In Durham, Joe Van Gogh (www.joevangogh.com) opened a coffeehouse on Duke University's West Campus, inside the Bryan Center (map.duke.edu/building.php?bid=7791), next to the Gothic Bookstore. This is the fourth location for owner and master coffee roaster Robbie Roberts, who owns Cup a Joe in Chapel Hill (1129 Weaver Dairy Road, 967- 2002) and Hillsborough (120 W. King St., 732-8056), as well as the original Joe Van Gogh (1104-B Broad St., Durham, 286-4800).
Anyone who visits Duke's Joe Van Gogh during the first week of classes (through Aug. 29) will receive 25 percent off any prepared drink, which includes lattes, cappuccinos, mochas, etc.
And, you may have known that Counter Culture Coffee (4911 S. Alston Ave., Durham, 361-5282, www.counterculturecoffee.com) is headquartered in the Bull City, but did you know that it hosts free "cuppings" there at 10 a.m. every Friday? A cupping is a tasting session—a way to learn about coffee and your own palate. Participants at Counter Culture's cuppings "can expect a guided tasting of at least three craft-roasted coffees sourced directly from artisan farmers," Counter Culture's Mark Overbay said.

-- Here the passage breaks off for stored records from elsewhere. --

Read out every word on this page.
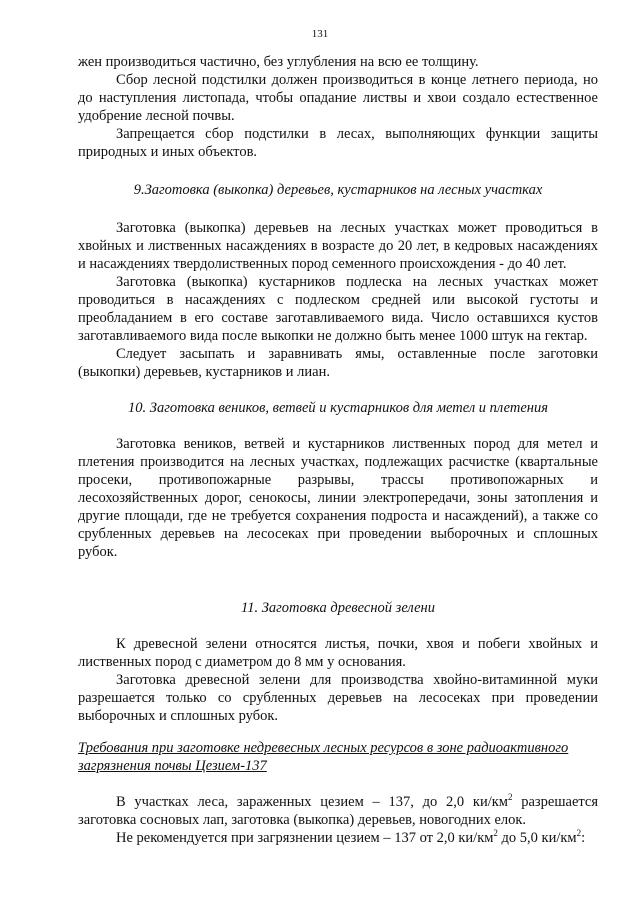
131

жен производиться частично, без углубления на всю ее толщину.

Сбор лесной подстилки должен производиться в конце летнего периода, но до наступления листопада, чтобы опадание листвы и хвои создало естественное удобрение лесной почвы.

Запрещается сбор подстилки в лесах, выполняющих функции защиты природных и иных объектов.

9.Заготовка (выкопка) деревьев, кустарников на лесных участках

Заготовка (выкопка) деревьев на лесных участках может проводиться в хвойных и лиственных насаждениях в возрасте до 20 лет, в кедровых насаждениях и насаждениях твердолиственных пород семенного происхождения - до 40 лет.

Заготовка (выкопка) кустарников подлеска на лесных участках может проводиться в насаждениях с подлеском средней или высокой густоты и преобладанием в его составе заготавливаемого вида. Число оставшихся кустов заготавливаемого вида после выкопки не должно быть менее 1000 штук на гектар.

Следует засыпать и заравнивать ямы, оставленные после заготовки (выкопки) деревьев, кустарников и лиан.

10. Заготовка веников, ветвей и кустарников для метел и плетения

Заготовка веников, ветвей и кустарников лиственных пород для метел и плетения производится на лесных участках, подлежащих расчистке (квартальные просеки, противопожарные разрывы, трассы противопожарных и лесохозяйственных дорог, сенокосы, линии электропередачи, зоны затопления и другие площади, где не требуется сохранения подроста и насаждений), а также со срубленных деревьев на лесосеках при проведении выборочных и сплошных рубок.

11. Заготовка древесной зелени

К древесной зелени относятся листья, почки, хвоя и побеги хвойных и лиственных пород с диаметром до 8 мм у основания.

Заготовка древесной зелени для производства хвойно-витаминной муки разрешается только со срубленных деревьев на лесосеках при проведении выборочных и сплошных рубок.

Требования при заготовке недревесных лесных ресурсов в зоне радиоактивного загрязнения почвы Цезием-137

В участках леса, зараженных цезием – 137, до 2,0 $ки/км^2$ разрешается заготовка сосновых лап, заготовка (выкопка) деревьев, новогодних елок.

Не рекомендуется при загрязнении цезием – 137 от 2,0 $ки/км^2$ до 5,0 $ки/км^2$:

A recent cupping included a rare "microlot" from Kenya, a selection from Oaxaca, Mexico, and a new arrival from a small group of farmers in Ethiopia.
After each week's cupping, Counter Culture offers a free tour of the roastery, which usually lasts about an hour. If you're interested in a cupping but can't make it there yourself, the company posts tasting notes each week on its Web site.